Figure. Inhibition of RNA-binding proteins enhances immunotherapy in ovarian cancer.

To explore their functional relevance, we performed a targeted screen across multiple HGSC cell lines. Several RBPs affected proliferation and invasion. However, the most unexpected finding was their role in immune evasion. IGF2BP1 stood out with a particularly strong immunological phenotype. It increased PD-L1 expression while simultaneously reducing MHC class I levels — but only partially. Enough to dampen T-cell activation, yet not enough to trigger NK-cell surveillance. A remarkably precise post-transcriptional tuning of immune invisibility.

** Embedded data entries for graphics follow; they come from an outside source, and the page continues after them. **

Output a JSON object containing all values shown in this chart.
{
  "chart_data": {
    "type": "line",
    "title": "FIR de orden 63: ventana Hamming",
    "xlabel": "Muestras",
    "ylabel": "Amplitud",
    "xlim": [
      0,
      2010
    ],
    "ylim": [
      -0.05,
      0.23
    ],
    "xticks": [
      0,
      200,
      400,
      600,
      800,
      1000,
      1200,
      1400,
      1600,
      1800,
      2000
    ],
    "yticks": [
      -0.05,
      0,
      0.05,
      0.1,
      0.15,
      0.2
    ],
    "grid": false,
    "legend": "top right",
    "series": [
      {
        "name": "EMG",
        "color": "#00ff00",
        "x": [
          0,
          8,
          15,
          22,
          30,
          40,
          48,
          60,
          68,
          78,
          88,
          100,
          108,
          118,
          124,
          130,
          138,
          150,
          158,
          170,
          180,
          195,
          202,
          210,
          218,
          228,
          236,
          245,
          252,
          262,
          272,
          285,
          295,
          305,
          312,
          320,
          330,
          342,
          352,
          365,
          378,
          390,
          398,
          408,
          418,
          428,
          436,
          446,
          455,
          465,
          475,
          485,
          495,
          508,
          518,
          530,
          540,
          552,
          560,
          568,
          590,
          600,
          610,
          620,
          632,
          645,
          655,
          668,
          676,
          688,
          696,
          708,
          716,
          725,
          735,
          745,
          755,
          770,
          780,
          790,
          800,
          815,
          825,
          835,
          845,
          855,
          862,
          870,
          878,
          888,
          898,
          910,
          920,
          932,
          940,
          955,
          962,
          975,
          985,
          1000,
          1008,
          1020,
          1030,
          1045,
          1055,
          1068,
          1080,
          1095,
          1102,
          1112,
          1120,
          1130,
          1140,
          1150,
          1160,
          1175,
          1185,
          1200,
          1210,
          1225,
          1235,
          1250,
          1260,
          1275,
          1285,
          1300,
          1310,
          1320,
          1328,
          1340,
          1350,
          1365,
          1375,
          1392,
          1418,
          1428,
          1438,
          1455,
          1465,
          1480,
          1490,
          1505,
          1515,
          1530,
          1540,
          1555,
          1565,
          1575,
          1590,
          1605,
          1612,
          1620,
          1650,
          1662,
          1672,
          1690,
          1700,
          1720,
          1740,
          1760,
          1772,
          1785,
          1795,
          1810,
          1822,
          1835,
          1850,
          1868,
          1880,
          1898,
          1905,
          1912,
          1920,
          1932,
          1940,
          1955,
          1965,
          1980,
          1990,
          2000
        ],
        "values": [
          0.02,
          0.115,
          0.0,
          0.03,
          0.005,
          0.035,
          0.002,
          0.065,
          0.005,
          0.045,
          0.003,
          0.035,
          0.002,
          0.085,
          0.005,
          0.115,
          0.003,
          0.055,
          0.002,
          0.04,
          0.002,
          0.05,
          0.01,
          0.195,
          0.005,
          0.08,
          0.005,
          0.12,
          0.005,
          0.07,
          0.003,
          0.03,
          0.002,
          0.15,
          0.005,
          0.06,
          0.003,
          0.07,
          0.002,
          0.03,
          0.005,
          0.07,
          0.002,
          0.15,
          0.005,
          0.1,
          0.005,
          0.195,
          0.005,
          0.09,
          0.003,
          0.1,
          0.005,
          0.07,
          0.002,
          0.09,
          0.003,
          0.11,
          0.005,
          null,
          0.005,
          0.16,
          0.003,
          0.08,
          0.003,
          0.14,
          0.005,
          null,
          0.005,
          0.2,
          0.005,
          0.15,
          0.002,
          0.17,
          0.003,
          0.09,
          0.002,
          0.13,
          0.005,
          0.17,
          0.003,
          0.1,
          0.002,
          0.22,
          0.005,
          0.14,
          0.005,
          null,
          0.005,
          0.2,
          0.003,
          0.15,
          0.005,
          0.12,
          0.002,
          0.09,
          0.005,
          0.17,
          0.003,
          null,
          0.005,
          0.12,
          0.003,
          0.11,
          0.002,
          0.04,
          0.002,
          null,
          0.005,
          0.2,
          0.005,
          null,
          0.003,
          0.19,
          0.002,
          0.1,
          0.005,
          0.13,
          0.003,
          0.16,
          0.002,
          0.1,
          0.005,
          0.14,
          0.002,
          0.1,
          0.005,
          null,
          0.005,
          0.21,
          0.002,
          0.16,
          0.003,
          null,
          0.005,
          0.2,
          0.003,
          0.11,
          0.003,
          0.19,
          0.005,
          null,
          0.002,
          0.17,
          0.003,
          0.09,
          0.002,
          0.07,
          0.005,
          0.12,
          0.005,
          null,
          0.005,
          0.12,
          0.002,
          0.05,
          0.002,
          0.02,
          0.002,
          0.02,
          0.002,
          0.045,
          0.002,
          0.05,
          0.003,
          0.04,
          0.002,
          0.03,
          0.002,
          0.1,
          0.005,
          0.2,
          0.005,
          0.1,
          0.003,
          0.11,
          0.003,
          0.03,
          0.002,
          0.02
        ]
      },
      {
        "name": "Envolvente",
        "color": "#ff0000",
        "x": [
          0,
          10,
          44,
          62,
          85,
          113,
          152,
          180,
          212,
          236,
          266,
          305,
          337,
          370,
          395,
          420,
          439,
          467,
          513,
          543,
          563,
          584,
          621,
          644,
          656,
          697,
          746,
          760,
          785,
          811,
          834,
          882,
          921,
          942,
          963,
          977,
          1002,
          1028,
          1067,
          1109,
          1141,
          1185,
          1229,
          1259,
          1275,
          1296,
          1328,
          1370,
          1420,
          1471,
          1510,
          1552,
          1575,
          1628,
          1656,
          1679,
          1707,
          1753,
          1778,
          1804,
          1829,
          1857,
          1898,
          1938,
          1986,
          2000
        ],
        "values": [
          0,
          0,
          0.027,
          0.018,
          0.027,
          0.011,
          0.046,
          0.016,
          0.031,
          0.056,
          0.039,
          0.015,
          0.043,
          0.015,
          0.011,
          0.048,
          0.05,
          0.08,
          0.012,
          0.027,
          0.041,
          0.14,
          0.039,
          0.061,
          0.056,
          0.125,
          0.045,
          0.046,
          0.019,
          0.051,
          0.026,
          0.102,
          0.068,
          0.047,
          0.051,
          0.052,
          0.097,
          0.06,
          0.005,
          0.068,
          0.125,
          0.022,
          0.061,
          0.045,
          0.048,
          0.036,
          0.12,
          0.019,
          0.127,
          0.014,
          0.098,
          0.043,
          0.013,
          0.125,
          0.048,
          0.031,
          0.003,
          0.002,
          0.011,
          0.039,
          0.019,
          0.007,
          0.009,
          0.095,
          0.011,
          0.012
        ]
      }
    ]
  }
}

Dissecting these mechanisms took years and followed the rapid evolution of available technologies, from multiplex imaging to single-cell RNA-seq and m⁶A profiling. The emergence of IGF2BP1 inhibitors ultimately added a translational dimension that reshaped the project once again. The paper now integrates data generated over seven years.

Progress was driven not only by persistence, but also by collaboration. A scientific exchange between Halle and Oxford, initiated by Stephan Feller, connected us with Ahmed Ahmed and, through him, with Iain McNeish. Access to a syngeneic mouse model provided the in vivo context necessary to test our hypotheses and proved essential for the final study. This work also highlights what modern translational cancer research requires: close collaboration between basic scientists, clinicians, and pharmacists. Only by connecting molecular mechanisms with patient models and therapeutic strategies can discoveries like this move toward the clinic.

We are realistic about the therapeutic implications. RBPs — including IGF2BP1 — are unlikely to cure ovarian cancer on their own. However, they may act as sensitizers. Our data suggest that targeting RBPs could help unlock responses to checkpoint inhibition in tumors that are otherwise immunologically silent. Their oncofetal expression pattern makes them particularly attractive for tumor-selective intervention with limited side effects. HGSC will almost certainly require combination therapies, and RBPs may help tip the balance.

Taken together, our findings position RNA-binding proteins as key regulators of immune visibility in HGSC and as emerging therapeutic targets. Beyond ovarian cancer, similar post-transcriptional circuits may contribute to immune evasion in other immunologically cold tumors, opening potential avenues for combination immunotherapies across cancer types.